São coisas de mais, para mim, que tenho coisas de menos. São 40 anos que, não sendo de mais, são, ainda, de menos. De um harpejo rápido e estonteante soam-me as notas, nítidas, que cantam o fim da guerra, o fim da censura, a Liberdade, eleições, a Constituição, legalização de partidos, Poder Local Democrático. A música é barroca, um vira, uma valsa a mil tempos, um som de banjo petessegeriano a perguntar por flores com uma resposta de cravos, um povo nas ruas a dizer que é ele quem mais ordena, um Maio primeiro e fraterno prenhe de trabalhadores diversos a dizer se isto não é o povo onde é que está o povo, olha o Saramago, o Urbano, o Manuel da Fonseca, o Carlos taxista, a Necas estudante, o vizinho do lado, a florista do Rossio, o amigo da Lisnave, a malta do Canto Livre, o Álvaro, o Soares, o Morais e Castro, a dona da capelista, o mecânico de automóveis lá da rua, todos, lado a lado, o povo.
Depois a azáfama de dar largas ao grito, de dar voz ao futuro, de fazer coisas como limpar monumentos num domingo prescindindo do lazer e dando graças à liberdade de poder escolher serviço público, os soldados na alfabetização, a terra a quem a trabalha, os olhos de Jorge de Sena a verem a liberdade a passar por aqui, o Zeca, o Paredes, o Adriano, nós todos a darmos as boas vindas ao Zé Mário, ao Luís Cília, ao Sérgio, ora vivam!, vamos cantar juntos acusando quem nos torturou, clamando o merecimento dos prémios de produção em Loures, exaltando esta ou aqueloutra comissão de trabalhadores ou de moradores, viva o MFA, a aliança Povo-MFA, vivam os trabalhadores, viva (agora sim) Portugal.

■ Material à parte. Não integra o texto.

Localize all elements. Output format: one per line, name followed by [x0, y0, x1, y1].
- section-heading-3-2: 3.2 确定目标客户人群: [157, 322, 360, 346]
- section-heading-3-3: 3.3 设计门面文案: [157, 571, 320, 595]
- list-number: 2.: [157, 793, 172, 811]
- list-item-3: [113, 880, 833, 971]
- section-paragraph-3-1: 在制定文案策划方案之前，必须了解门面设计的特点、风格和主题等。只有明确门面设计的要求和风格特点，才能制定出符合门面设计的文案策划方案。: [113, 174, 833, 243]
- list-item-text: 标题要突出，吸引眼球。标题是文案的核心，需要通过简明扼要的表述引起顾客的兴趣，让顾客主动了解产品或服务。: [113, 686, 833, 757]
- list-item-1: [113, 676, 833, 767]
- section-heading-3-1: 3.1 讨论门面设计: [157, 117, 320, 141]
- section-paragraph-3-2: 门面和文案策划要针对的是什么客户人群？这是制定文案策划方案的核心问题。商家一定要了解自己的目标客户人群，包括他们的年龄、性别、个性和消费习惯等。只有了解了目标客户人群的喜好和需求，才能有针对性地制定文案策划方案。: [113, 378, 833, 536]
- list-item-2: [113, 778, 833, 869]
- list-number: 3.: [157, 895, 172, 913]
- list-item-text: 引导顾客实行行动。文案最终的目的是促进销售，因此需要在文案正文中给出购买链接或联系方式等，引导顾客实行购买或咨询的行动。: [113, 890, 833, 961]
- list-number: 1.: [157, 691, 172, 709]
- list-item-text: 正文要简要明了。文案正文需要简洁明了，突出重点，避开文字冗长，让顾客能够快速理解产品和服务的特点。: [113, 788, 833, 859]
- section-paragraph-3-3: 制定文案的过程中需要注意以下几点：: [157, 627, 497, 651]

Milhares de portugueses foram, como a toupeira da cantiga do Zeca, os construtores subterrâneos dos caboucos da data em que a Liberdade emergiu. Sofreram, lutaram, muitos morreram. Em Almada um Monumento aos Perseguidos evoca-os. Na memória de muitos a sua lembrança não mais se apagará. Foi uma luta de anos e anos de clandestinidade e de sofrimento.
Agora, volvidos 40 anos sobre a Revolução dos Cravos, olhando para as traições, os desenganos, as falsas promessas, o roubo de salários e pensões, o ataque feroz à classe média, os disparos de napalm ao Serviço Nacional de Saúde, o convite à emigração de jovens, professores e operários qualificados, perpretados pelos partidos do chamado «arco da governação» (como se houvesse um decreto, um artigo constitucional, que decretassem que só esses podem governar...), olho à minha volta e vejo amargura. Mas vejo – e é com um sorriso nos olhos que vejo – o povo nas ruas, no 25 de Abril de 2014, ainda e sempre a clamar que «somos muitos, muitos mil para continuar Abril».
Escrevi uma cantiga, recentemente, que termina assim: «só o dia da mudança é que ainda não sei». Exactamente porque sei da mudança que, quer os vampiros de que fala o Zeca queiram ou não, virá. Como disse Saramago uma vez, e hoje, decerto, diria de novo: «chegará (outra vez) o dia das supresas».
Há-de ser, como escreveu Sophia de Mello Breyner, num outro dia que será, de novo, «inicial inteiro e limpo». Quando? «Ainda não sei».